François le Champi

Vouloir donner une voix au narrateur de la Recherche, à fortiori au père, à la mère, à Swann et aux 2500 êtres qui la peuplent, c’est risquer le fiasco. Le temps retrouvé est en effet sans rapport avec le souvenir, ses mises en scène et ses vraisemblances ; il n’est qu’un peu de temps à l’état pur, réel sans être actuel, hors du temps.

tortue_mottier_d

Si quelqu’un insistait pourtant, et souhaitait envers et contre tout donner à la Recherche cette voix qui lui manque, Combray par exemple, il faudrait qu’il lui prête au commencement la voix de l’enfant plutôt que celle de celui qui l’a faite sienne.
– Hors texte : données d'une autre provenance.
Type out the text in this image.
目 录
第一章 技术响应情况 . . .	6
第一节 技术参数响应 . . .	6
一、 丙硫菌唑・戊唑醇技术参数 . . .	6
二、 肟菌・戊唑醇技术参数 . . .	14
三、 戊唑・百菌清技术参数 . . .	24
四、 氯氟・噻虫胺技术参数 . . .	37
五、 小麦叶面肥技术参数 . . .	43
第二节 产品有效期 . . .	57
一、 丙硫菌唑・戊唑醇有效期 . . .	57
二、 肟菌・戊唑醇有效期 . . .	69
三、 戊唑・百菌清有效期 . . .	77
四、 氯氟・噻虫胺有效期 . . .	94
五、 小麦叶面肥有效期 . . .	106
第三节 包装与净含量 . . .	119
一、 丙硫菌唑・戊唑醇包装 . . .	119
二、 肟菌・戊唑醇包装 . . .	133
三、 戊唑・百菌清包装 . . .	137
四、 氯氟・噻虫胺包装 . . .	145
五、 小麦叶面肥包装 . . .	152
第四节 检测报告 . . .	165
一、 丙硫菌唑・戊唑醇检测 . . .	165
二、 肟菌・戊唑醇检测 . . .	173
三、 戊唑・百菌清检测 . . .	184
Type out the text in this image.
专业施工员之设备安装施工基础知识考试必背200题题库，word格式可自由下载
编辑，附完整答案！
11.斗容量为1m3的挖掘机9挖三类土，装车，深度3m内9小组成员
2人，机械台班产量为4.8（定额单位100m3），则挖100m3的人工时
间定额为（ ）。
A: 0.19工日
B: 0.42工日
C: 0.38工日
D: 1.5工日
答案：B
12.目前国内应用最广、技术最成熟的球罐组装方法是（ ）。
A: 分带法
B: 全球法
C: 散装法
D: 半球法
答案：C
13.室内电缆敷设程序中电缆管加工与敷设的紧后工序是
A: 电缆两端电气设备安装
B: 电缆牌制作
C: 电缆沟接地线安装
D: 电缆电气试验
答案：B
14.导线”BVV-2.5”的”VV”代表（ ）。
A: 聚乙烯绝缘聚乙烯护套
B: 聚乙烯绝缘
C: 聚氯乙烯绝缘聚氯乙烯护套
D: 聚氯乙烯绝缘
… si je reprends, même par la pensée, dans la bibliothèque, François le Champi, immédiatement en moi un enfant se lève qui prend ma place, qui seul a le droit de lire ce titre : François le Champi, et qui le lit comme il le lut alors, avec la même impression du temps qu’il faisait dans le jardin, les mêmes rêves qu’il formait alors sur les pays et sur la vie, la même angoisse du lendemain.  

Et si notre homme demeure sourd, il comprendra à la fin qu’il s’est interdit en agissant de la sorte tout accès au passé ; qu’il a perdu, tout perdu et pour toujours.

Et si j’avais encore le François le Champi que maman sortit un soir du paquet de livres que ma grand’mère devait me donner pour ma fête, je ne le regarderais jamais ; j’aurais trop peur d’y insérer peu à peu de mes impressions d’aujourd’hui couvrant complètement celles d’autrefois, j’aurais trop peur de le voir devenir à ce point une chose du présent que, quand je lui demanderais de susciter une fois encore l’enfant qui déchiffra son titre dans la petite chambre de Combray, l’enfant, ne reconnaissant pas son accent, ne répondît plus à son appel et restât pour toujours enterré dans l’oubli.